Pemahaman ‘ibadah’ yang benar  adalah seluruh aktivitas manusia yang terlihat ataupun tidak terlihat, dalam rangka meraih keridhoan Allah SWT. Pekerjaan-pekerjaan  kita yang umumnya kita sebut sebagai pekerjaan yang bersifat duniawi, sesungguhnya semuanya adalah ibadah, asalkan dalam mengerjakannya kita menjaga diri pada batas-batas yang telah ditentukan Allah, setiap langkah selalu memperhatikan apa yang diperbolehkan Allah dan apa yang dilarangNya.

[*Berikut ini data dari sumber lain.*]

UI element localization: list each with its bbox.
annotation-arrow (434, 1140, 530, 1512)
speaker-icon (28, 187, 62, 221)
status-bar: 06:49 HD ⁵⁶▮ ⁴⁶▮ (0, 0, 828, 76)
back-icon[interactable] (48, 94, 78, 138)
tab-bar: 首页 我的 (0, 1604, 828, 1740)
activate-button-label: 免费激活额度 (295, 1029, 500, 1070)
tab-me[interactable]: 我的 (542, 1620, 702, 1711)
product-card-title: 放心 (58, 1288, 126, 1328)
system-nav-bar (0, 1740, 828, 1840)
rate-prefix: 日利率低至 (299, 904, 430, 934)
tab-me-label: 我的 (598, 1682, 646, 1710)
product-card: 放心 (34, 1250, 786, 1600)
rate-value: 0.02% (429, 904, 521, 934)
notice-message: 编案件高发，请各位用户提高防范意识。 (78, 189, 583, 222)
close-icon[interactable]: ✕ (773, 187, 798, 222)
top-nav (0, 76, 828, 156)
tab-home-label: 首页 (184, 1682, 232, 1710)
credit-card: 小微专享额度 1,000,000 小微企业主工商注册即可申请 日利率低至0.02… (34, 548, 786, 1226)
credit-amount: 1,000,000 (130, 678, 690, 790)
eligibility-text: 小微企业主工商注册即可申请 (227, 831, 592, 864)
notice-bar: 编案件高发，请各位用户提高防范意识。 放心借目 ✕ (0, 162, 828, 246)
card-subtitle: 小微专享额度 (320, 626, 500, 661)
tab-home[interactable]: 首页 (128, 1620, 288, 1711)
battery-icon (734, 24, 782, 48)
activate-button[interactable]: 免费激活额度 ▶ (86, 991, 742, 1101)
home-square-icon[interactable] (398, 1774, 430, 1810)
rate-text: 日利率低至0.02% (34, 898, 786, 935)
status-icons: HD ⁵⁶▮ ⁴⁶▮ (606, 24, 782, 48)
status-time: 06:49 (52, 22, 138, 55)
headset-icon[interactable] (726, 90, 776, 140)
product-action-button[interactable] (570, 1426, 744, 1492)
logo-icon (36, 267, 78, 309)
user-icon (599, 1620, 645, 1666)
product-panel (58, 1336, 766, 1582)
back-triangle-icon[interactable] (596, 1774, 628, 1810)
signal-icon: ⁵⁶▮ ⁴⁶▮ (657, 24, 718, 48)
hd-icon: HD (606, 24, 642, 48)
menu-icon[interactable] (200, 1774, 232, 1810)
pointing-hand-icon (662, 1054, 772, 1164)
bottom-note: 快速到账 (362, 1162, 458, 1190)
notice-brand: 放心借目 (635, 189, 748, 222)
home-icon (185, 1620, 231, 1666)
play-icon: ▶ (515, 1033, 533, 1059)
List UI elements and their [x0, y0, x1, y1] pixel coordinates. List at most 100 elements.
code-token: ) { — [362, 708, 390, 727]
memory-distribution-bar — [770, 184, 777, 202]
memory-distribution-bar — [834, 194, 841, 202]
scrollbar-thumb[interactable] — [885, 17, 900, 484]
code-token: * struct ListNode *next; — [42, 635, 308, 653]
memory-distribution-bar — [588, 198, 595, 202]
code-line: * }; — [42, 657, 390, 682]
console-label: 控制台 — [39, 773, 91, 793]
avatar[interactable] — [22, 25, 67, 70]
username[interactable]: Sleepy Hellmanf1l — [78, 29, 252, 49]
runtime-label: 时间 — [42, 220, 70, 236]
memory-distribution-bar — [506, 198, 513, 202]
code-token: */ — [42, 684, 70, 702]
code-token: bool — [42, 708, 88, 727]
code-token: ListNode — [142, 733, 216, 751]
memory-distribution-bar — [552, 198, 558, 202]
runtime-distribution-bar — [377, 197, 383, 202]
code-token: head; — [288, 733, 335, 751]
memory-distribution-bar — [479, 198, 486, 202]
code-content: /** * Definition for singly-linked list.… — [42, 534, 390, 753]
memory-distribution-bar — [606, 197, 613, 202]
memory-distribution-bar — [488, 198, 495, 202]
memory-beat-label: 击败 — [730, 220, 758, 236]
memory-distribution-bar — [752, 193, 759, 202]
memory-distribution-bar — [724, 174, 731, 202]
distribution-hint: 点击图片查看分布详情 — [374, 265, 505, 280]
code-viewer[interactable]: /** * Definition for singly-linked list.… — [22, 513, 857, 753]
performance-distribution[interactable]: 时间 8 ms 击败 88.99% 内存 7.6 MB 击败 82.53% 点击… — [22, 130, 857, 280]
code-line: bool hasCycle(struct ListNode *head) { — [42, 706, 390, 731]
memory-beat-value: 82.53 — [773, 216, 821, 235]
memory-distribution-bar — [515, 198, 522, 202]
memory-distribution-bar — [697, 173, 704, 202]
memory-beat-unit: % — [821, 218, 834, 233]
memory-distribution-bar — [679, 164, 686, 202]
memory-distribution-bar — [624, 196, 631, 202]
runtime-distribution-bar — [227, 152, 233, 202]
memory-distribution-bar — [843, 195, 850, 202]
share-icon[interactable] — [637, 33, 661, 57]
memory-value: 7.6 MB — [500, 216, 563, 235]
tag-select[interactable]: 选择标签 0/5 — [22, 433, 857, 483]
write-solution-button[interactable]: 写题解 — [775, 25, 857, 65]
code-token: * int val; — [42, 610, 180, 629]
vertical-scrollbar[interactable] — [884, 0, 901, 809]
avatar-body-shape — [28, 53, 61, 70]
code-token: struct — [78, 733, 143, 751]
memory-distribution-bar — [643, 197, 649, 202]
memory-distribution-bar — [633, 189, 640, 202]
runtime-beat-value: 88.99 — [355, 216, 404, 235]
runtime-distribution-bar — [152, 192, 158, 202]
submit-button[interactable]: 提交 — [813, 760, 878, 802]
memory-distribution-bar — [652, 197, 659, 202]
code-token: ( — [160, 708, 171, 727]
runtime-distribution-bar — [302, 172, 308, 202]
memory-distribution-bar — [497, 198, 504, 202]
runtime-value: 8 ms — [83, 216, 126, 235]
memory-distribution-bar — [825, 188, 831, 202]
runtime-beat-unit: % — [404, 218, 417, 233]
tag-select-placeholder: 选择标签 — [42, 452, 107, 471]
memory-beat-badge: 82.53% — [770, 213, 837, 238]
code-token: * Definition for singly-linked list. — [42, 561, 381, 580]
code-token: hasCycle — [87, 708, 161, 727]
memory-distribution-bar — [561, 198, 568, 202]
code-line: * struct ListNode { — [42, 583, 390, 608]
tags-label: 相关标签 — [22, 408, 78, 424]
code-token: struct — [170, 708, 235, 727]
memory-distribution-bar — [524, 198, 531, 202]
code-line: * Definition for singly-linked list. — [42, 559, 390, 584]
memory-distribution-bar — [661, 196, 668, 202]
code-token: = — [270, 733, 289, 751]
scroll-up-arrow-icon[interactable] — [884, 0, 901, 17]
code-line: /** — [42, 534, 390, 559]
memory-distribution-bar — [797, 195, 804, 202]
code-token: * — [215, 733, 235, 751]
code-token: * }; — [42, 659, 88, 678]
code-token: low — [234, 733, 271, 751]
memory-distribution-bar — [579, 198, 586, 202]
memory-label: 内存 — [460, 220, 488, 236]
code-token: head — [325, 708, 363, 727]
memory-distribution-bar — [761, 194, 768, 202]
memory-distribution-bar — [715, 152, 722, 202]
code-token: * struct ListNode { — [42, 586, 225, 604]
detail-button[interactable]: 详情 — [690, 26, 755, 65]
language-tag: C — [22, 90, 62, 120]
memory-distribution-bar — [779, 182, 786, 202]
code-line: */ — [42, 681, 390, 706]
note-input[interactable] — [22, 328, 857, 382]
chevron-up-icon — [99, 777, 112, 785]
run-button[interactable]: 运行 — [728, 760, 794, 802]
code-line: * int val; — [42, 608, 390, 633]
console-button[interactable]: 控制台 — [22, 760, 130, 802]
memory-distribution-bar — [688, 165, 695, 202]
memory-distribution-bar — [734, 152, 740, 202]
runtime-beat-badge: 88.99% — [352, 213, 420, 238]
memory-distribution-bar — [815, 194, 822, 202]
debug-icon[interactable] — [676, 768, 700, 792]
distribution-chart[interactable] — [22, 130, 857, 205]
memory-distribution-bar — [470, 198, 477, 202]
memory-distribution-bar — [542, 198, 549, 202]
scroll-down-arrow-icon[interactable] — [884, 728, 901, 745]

Dengan demikian, maka hidup yang kita tempuh adalah ibadah; tidur kita, makan dan minum kita, bekerjanya kita, bahkan berjalan dan berbicara kita, semuanya adalah ibadah sehingga 24 jam non-stop kita dapat beribadah.

“Sesungguhnya amal perbuatan itu disertai niat dan setiap orang mendapatkan balasan amal sesuai niatnya. Barangsiapa yang berhijrah hanya karena Allah dan RasulNya maka hijrahnya itu menuju Allah dan RasulNya. Barangsiapa hijrahnya karena dunia yang ia harapkan atau karena wanita yang ingin ia nikahi, maka hijrahnya itu menuju yang ia inginkan.” (HR. Bukhari & Muslim)

Sesuatu amalan/ kegiatan dinilai ibadah jika diniatkan dengan memenuhi tiga unsur berikut:
1. Penuhi hak (perintah) Allah SWT, sesuai dengan Al-Qur’an,
2. Penuhi hak (perintah) Rasulullah SAW; sesuai dengan sunnah Rasulullah SAW,
3. Penuhi hak manusia; manusia mendapatkan manfaat kebaikan.

Segala aktivitas yang kita lakukan dalam rangka ‘ibadah’ harus dibarengi dengan niat yang ikhlas. Ikhlas dalam beribadah berarti menjalankan sebuah amalan karena dilandasi untuk memenuhi seruan Allah kepada kita, bukan karena yang lain. Dengan pemahaman bahwa apa yang Allah perintahkan dan yang dilarang-Nya merupakan jalan bagi kita untuk bertaqarrub kepada Allah. Maka, jika ada orang yang menjalankan sebuah amal karena ‘selain Allah’ seperti ingin dipuji orang lain, maka amalnya tertolak.

"Dan sesungguhnya telah diwahyukan kepadamu dan kepada (nabi-nabi) yang sebelummu. Jika kamu mempersekutukan (Tuhan), niscaya akan hapuslah amalmu dan tentulah kamu termasuk orang-orang yang merugi.” (QS. 39:65)

Kualitas ibadah juga harus bernilai ihsan.

...Kemudian dia (Jilbril) berkata lagi: “ Beritahukan aku tentang ihsan “. Lalu beliau SAW bersabda: “ Ihsan adalah hendaklah engkau beribadah kepada Allah seakan-akan engkau melihatNya, jika engkau tidak melihatNya, sesungguhnya Dia melihat engkau”. (HR. Muslim)

Demikianlah, segala sesuatu yang kita lakukan sebenarnya merupakan ibadah jika kita melaksanakannya karena dilandasi harapan mendapatkan ridho Allah SWT. Sehingga manusia selama hidupnya akan bernilai ibadah seperti dalam tujuan diciptakannya (QS. 51:56).